I think in 2020 this will become an attractive model for other major tech giants, allowing them to innovate in the rapidly evolving digital banking space and providing in-demand services for their users. At a macro level, this will further push banks into more of a utility and bring into question the power of their brands with consumers.”
Robert Anderson is partner at FTV Capital
“Integrated vertical software with payment functionality, especially for small and mid-sized businesses, will continue to experience significant growth. As electronic payments grow towards ubiquity, the integration of payments into value-added software solutions provides tremendous value for businesses. Most merchants already have point-of-sale systems, but often lack purpose-built software to run, manage and grow their businesses while putting the customer first.

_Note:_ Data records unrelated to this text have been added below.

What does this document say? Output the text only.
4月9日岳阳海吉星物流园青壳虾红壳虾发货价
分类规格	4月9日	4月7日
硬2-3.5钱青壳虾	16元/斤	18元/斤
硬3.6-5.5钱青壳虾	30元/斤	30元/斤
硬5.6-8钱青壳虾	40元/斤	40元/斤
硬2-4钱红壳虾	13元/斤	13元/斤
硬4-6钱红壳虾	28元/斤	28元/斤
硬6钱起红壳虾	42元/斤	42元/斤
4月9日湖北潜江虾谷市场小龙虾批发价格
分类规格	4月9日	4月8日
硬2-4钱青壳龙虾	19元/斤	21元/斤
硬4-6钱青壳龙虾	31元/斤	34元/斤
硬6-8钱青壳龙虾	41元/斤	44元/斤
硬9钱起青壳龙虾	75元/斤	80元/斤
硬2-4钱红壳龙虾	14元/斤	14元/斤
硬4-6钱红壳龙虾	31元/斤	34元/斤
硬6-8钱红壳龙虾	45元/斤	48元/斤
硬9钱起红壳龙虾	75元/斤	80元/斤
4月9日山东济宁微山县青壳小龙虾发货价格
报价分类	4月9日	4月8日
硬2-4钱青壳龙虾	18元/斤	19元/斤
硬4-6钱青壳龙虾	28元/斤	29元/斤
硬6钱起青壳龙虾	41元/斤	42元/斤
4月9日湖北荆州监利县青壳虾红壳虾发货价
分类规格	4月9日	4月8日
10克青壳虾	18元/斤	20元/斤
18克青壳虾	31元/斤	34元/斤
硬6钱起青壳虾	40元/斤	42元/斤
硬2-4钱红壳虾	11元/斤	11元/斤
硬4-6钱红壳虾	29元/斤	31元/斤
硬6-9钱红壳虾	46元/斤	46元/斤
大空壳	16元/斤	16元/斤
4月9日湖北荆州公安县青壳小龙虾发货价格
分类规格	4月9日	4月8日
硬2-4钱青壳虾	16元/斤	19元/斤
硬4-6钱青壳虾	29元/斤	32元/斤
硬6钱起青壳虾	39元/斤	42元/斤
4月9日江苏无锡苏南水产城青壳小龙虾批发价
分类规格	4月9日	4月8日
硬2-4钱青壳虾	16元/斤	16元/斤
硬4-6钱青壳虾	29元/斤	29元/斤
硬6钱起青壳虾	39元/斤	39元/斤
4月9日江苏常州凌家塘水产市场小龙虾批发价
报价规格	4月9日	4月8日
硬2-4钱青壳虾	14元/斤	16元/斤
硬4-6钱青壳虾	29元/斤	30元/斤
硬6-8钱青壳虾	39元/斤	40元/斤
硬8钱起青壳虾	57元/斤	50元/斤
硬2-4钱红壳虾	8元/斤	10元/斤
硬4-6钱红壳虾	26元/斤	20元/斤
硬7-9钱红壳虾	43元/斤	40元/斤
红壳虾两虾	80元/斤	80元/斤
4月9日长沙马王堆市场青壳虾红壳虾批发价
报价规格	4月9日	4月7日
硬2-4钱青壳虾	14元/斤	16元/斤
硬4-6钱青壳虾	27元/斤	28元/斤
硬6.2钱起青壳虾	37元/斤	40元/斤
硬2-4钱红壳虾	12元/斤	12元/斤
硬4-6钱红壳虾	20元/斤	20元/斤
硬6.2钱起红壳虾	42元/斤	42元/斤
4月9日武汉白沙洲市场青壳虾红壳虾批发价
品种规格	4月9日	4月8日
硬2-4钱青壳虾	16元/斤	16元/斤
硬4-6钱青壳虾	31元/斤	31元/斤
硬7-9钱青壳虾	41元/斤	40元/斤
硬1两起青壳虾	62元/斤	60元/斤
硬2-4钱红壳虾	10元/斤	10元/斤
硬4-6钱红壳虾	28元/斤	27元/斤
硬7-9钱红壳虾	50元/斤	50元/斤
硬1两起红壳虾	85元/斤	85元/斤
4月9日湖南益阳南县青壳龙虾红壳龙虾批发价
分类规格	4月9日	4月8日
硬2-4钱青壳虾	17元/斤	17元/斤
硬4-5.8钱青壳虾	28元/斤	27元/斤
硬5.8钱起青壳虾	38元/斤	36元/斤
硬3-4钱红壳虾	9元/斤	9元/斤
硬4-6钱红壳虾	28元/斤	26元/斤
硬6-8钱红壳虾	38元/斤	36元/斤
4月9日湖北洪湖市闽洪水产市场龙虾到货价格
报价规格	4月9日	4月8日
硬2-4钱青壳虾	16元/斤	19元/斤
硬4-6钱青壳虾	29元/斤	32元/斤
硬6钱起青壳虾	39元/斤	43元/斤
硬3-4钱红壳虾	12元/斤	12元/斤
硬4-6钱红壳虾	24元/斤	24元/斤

For example, the owner of a hair salon who rents out all 10 chairs to 10 different stylists, can use one solution to manage appointment bookings, stylist calendars, CRM/notifications, email marketing, promotions, inventory and handle payments. These vertical software providers not only more intimately understand their target markets, like health & wellness or retail, but also give SMBs more control over how they interact with customers and streamline the payments experience. The next generation of SMB payments will be characterized by valued-added functionality and vertical expertise.”
Will Reeves is the CEO of Fold:
“One of the biggest trends in payments that we will see continue into 2020 is adoption of credit card alternatives by vendors. Merchants like Walmart and Target have realized that by incentivizing their customers to use their own payment rails, they can avoid costly credit card fees and chargebacks, thereby generating much better ROI. As more companies discover the benefits of credit card payment alternatives, we will see development of more merchant-agnostic software that can be adopted by any vendor as a payments solution. Additionally, consumers will save more by taking advantage of the special discounts and rewards offered by merchants to encourage them to choose their payment method.”
David Poole is the head of the Financial Services Center of Excellence at Publicis Sapient
“The biggest payment trend for 2020 is simplicity. The rapid pace of payment innovation has resulted in a proliferation of new ways to pay making the point-of-sale cluttered with logos and complex and confusing for customers. 2020 will be the year it starts to get simpler. We’ve seen the first instances of a combined click to pay button with the EMV SRC logo, live now on a few sites with more to come in 2020 replacing Masterpass and Visa Checkout.
We’ll see fewer buttons, fewer steps in the process with increased adoption of stored payment within the browser, and fewer separate apps, replaced instead with effective one-stop services. A great example is PayPal acquiring coupon-ing service Honey, where the frustrating task of finding a valid coupon is now built into checkout. Expect more mergers and acquisitions to offer one-stop convenience. These lighter, accessible experiences will ensure payments are relegated to the background, and the emphasis can shift instead to using customer data to add value before and after the transaction, adapting the experience to the way the customer wants it and is most confident in how to access it.”